The Orpheus Sinfonia is an orchestra based in London. Established in 2009, it is formed of recent music conservatoire graduates and provides experience and support for young musicians develop their professional careers. It is under the artistic direction of international cellist and conductor Thomas Carroll.

Orpheus Sinfonia is the resident orchestra at St George’s Hanover Square in London and regularly makes appearances throughout the UK with recent notable venues including Royal Festival Hall, London Coliseum, Queen Elizabeth Hall, Hackney Empire, and Windsor Castle, most recently for HM The Queen's Platinum Jubilee Celebrations. The orchestra specialises in delivering wide-ranging high-level performances incorporating symphonic repertoire, world premières, curated and bespoke programmes, children’s interactive performances, workshops and introductions, choral works, and orchestra live to film and opera. 

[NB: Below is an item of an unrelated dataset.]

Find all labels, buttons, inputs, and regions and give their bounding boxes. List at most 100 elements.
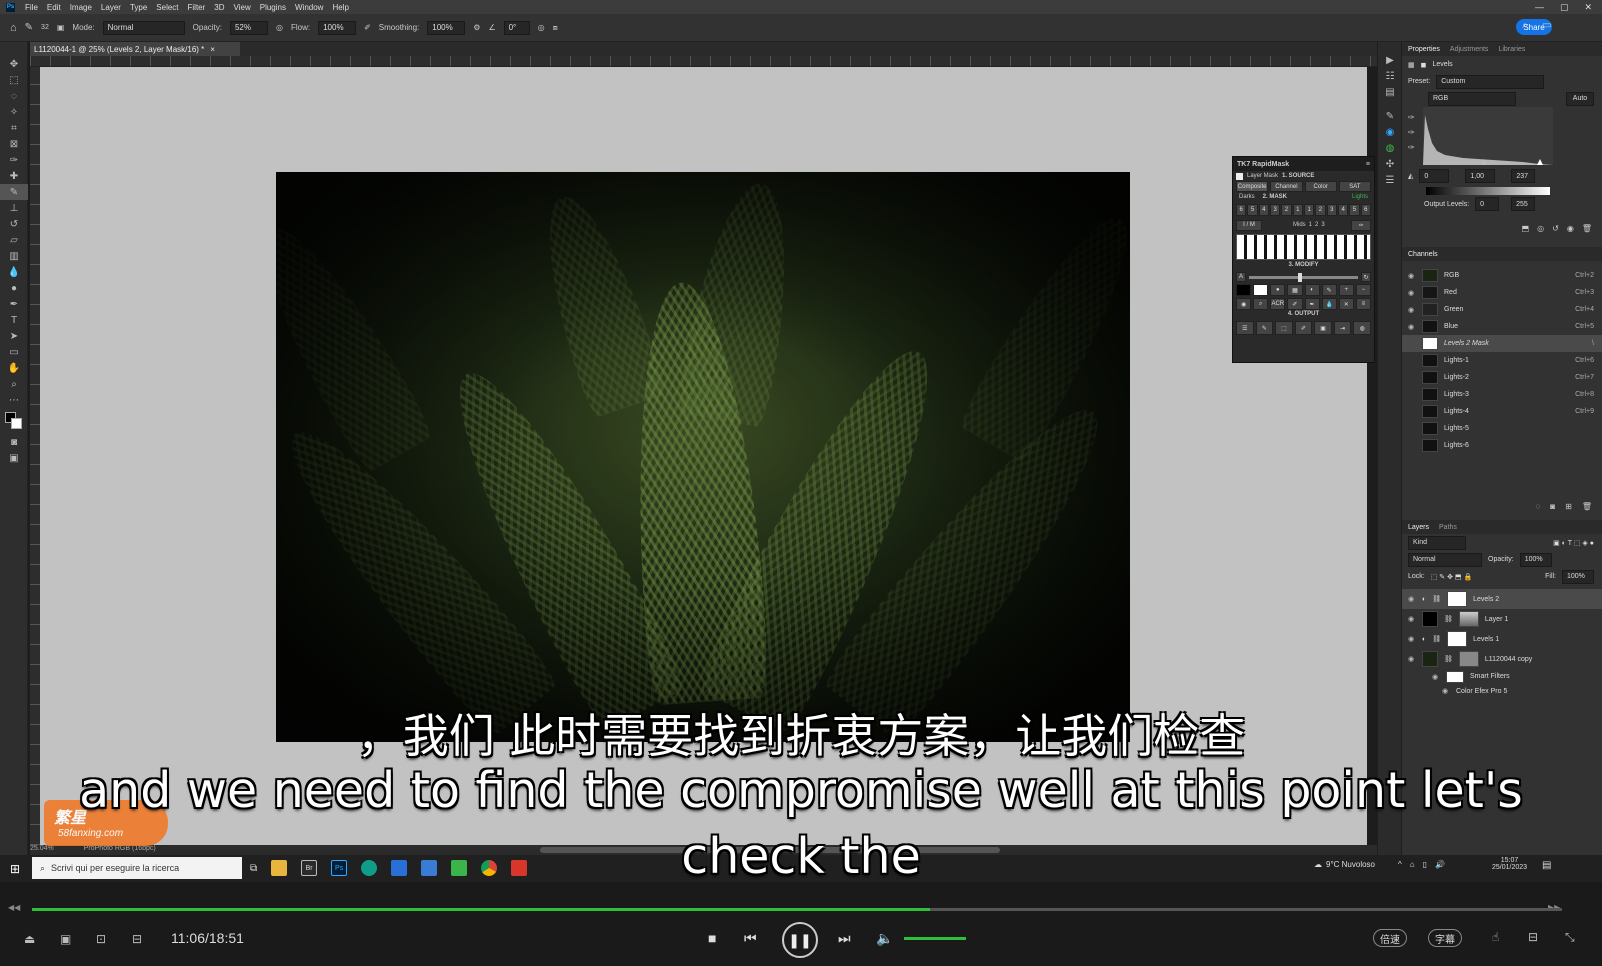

Orpheus has recently worked with performers such as with Dame Felicity Lott, Tasmin Little, Heinrich Schiff and their patron, Sir Antonio Pappano. The orchestra performed festivals including Windsor, Cheltenham, Newbury, Hampstead and Cambridge, welcomed soloists such as Sir Roderick Williams, Anne Sophie Duprels, Brindley Sherratt, Bryan Hymal and Jack Liebeck and toured The Snowman live to film at Christmas in 2018 and in 2019 for the 40th anniversary tour, alongside their programme of core concerts in London. The Orpheus Sinfonia has also featured on BBC Radio 3, BBC World Service, Times Radio and released its debut CD on Signum Classics. 

Since 2017 Orpheus Sinfonia has been the Official Orchestra of The International Opera Awards.

Orpheus Sinfonia is a registered charity (under the name Orpheus Sinfonia Foundation) and has received government grants as well as donations from the public. Orpheus Sinfonia's patrons are Sir Antonio Pappano and Dame Judi Dench.